The purpose of Yuletide is to showcase fandoms that are too obscure to receive much attention from fanfic writers. Sure, you can find some decent Star Trek fanfic any old time, but if you want to read a story about that weirdly incestuous Folgers coffee commercial? You’re out of luck unless it’s December 25.
During Yuletide, writers nominate fandoms to read or write about, and are then matched up with a Secret Santa partner so everyone gets a made-to-measure fanfic gift on Christmas Day. At its simplest, the only qualifications required for Yuletide are that your chosen fandoms are “small,” and that you produce at least 1,000 words. Unfortunately, “simple” is not a word that’s often used in conjunction with Yuletide’s infamously complicated set of rules.
Made the mistake of trying to understand the Yuletide rules again. I think you're meant to read them through a shot glass or a bird skull.— Dan (@queerly_it_is) September 14, 2013
There were priests in Ancient Greece who would spill the entrails of sacred animals in the hope that the spatters revealed Yuletide's rules— Dan (@queerly_it_is) September 14, 2013
One of the most confusing aspects of the Yuletide process is working out just which fandoms are eligible to be nominated. For example, while there is already a list of fandoms that are definitely too popular to be included, you can’t nominate anything that already has more than 250 complete stories published on Archive of Our Own (AO3), or more than 1,000 on Fanfiction.net. However, it’s possible to sneak in “popular” characters such as Sherlock Holmes or one of the X-Men, if they’re specified as belonging to a more obscure spinoff fandom such as Sherlock Holmes in the 22nd Century, or a canonically independent comic series that rarely receives much fanfic attention.
We mention Sherlock Holmes specifically, because the nebulous mass of interconnected Holmes fandoms is always a point of contention. Last year, modern Holmes TV series Elementary was one of the most popular Yuletide fandoms, while this year it appears to be ineligible. But while some people believe that under the new rules, Elementary has somehow been pushed out of eligibility by the popularity of Sherlock, it’s actually ineligible due to the simple fact that there are now more than 250 completed Elementary fics on AO3.

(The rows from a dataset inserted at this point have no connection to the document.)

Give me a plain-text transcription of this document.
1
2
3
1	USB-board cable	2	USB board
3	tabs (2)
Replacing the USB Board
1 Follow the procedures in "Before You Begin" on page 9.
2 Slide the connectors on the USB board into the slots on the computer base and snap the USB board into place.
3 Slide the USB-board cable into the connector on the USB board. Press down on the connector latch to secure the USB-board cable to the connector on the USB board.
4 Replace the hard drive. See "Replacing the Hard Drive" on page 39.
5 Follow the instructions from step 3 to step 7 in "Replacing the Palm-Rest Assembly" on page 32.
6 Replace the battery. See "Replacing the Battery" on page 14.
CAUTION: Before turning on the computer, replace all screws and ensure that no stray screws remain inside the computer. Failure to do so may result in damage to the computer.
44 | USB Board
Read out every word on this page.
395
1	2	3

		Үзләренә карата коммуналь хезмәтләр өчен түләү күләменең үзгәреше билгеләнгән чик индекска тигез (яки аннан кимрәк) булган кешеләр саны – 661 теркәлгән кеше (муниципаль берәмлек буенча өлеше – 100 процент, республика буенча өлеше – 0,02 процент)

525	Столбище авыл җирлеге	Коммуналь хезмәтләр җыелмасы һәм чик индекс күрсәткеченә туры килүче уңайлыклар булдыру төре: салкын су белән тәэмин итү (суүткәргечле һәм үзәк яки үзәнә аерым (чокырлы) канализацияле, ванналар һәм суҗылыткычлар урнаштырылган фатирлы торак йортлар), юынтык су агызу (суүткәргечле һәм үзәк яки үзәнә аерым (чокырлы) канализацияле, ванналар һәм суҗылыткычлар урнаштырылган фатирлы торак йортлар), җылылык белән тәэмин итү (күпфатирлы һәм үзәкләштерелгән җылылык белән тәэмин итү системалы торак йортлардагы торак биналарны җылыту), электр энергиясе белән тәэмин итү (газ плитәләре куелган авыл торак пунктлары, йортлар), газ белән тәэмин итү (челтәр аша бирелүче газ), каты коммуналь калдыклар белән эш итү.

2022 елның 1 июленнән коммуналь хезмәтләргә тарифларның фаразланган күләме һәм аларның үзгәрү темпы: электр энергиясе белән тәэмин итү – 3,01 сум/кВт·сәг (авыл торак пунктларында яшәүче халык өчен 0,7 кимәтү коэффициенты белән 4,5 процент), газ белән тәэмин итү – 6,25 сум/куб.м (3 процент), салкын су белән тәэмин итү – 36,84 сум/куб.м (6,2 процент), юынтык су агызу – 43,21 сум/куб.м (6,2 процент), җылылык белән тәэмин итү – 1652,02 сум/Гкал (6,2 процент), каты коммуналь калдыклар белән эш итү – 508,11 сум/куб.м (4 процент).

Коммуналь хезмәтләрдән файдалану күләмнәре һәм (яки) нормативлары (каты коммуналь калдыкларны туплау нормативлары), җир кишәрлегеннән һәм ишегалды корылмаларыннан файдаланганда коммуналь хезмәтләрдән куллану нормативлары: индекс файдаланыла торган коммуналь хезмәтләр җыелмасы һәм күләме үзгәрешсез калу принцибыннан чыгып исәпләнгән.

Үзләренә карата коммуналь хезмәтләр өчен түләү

Still, poorly explained new rules and a changeover in Yuletide’s management have led to some people losing faith in the gift exchange. The most unpopular announcement so far was the decision to implement a “two nominations” rule, meaning that each fandom would have to have at least two backers before it was accepted. Yuletide admins received so many complaints (you know, because many of the smaller fandoms were only ever going to receive one nomination) that they had to freeze comments on the announcement and make an abrupt U-turn back to the old system.
If all these rules are making your head spin, then you’re not the only one. As Twitter user @akafoxxcub put it, “sometimes i feel like reading the rules/regulations of yuletide is 1000000x more complicated/confusing than my econ book.” The bright(ish) side is that nobody ever really understands the Yuletide rules, so the new changes will not make much difference to the way most people play the game. Which is to say: Nominate something that isn’t on the list of ineligible fandoms, and vaguely hope that it won’t get rejected. And when in doubt, go for something ridiculously obscure, such as movies that don’t actually exist.
As for the nominations process itself, it starts on Sept. 16 and ends on Sept. 23. For an idea of the kind of things people have written about in the past, check out our fanfic recommendations list from last year. Weird new rules aside, most people on the #Yuletide tags seem as excited as ever to get going.
The only problem now is remembering that fandom you thought would be a good idea six months ago, but have now totally forgotten. Isn’t that always the way?